At Wheeler Field, Welch and Taylor were jolted awake by the roar of aircraft engines and violent explosions. Rushing outside, they saw Japanese planes swarming across the sky, bombing and strafing military installations as smoke billowed over Pearl Harbor. Both men were less than a year out of pilot training, and, like most personnel in Hawaii, had never expected to find themselves suddenly thrust into war.
But even as Wheeler and Hickam Air Fields burned, Taylor remembered that a number of P-40 fighters from the 47th Pursuit Squadron were parked at the remote grass airstrip at Haleiwa, ten miles from Honolulu, where the squadron had been conducting target practice.
Without orders, Taylor phoned Haleiwa and instructed ground crews to arm two P-40s immediately. Welch ran to fetch Taylor’s new Buick, and the pair—still wearing the tuxedo trousers from the previous night’s party—sped toward the airstrip, surviving a strafing attack along the way. They found the field untouched and ready.
With no knowledge of the tactical situation and only their .30-caliber machine guns loaded, Welch and Taylor took off.
Near the Marine Corps airfield at Ewa, they intercepted a formation of Japanese Aichi D3A “Val” dive bombers that was strafing the base. Despite having only three of his four guns functioning, Welch shot down one bomber; Taylor downed another. When Welch maneuvered to attack a second Japanese aircraft, his P-40 was hit by defensive fire, forcing him to duck into a cloud bank to assess the damage. The two pilots then returned to the Pearl Harbor area, where each downed a second enemy plane.

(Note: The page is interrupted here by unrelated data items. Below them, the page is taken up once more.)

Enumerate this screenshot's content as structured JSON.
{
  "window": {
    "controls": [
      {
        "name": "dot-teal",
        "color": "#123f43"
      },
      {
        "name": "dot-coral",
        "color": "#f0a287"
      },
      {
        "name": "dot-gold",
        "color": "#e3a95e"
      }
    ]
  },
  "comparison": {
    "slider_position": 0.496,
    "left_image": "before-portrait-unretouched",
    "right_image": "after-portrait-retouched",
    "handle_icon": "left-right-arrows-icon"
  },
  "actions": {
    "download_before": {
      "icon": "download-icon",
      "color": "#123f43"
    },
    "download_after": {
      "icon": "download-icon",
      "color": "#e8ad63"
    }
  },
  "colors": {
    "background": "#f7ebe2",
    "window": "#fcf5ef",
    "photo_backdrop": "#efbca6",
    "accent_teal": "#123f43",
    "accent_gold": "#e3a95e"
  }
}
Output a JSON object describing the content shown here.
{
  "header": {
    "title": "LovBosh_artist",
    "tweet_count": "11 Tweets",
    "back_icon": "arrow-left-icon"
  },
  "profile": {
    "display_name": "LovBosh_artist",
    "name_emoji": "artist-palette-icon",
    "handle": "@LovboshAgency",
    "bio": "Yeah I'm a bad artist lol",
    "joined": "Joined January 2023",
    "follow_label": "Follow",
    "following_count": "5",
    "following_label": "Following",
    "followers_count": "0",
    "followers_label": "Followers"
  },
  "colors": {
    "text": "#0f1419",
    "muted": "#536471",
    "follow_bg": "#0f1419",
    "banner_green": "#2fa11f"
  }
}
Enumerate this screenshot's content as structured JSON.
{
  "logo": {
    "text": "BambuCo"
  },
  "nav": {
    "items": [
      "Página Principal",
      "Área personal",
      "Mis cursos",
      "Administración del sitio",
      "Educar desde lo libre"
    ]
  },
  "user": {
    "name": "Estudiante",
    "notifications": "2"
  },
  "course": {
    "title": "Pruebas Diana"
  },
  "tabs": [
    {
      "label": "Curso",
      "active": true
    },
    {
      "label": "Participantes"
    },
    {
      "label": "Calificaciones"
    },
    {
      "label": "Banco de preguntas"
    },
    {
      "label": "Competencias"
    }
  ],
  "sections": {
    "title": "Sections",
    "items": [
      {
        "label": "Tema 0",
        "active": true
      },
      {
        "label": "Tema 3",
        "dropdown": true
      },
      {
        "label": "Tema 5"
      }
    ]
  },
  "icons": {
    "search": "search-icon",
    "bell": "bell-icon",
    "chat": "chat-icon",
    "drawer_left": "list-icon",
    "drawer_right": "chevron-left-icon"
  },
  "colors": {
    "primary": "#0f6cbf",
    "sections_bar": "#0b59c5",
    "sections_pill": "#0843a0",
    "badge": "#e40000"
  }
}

Low on ammunition, they landed at Wheeler to rearm. Taylor, wounded by shrapnel, was bleeding, yet while the ground crews serviced the aircraft, a senior officer reprimanded him for taking off without orders. The lecture ended abruptly when Japanese aircraft swept in for a second attack on Wheeler Field. The crowd scattered, and Welch and Taylor took off again.
Taylor's P-40 clipped several ammunition carts as it lifted off, but he managed to become airborne and rejoin the fight. As they climbed, a formation of enemy bombers escorted by Mitsubishi A6M2 Zero fighters passed overhead. Welch shot a Zero off Taylor’s tail and downed another attacking aircraft before returning to Haleiwa to rearm once more.
By the time the two young pilots got back into the air, the Japanese strike force—about 350 aircraft—had already departed for their carriers. They left behind a shattered Pacific Fleet and hundreds of destroyed or damaged American aircraft, most of which had been parked wingtip-to-wingtip in preparation for possible sabotage, not aerial assault.
Only two pursuit squadrons, the 46th and 47th, managed to get fighters into the sky. Welch is widely credited with scoring the first American aerial victory of the Pacific War, followed moments later by Taylor’s first kill.
Both men received the Distinguished Service Cross for their actions. Welch was later honored at the White House by President Franklin D. Roosevelt. Official records credit Welch with four confirmed victories on that day, while Taylor was officially credited with two, though he may have downed two more aircraft that went unobserved amid the chaos.
The Japanese lost 29 aircraft in the attack; American losses totaled 188 planes destroyed and 159 damaged.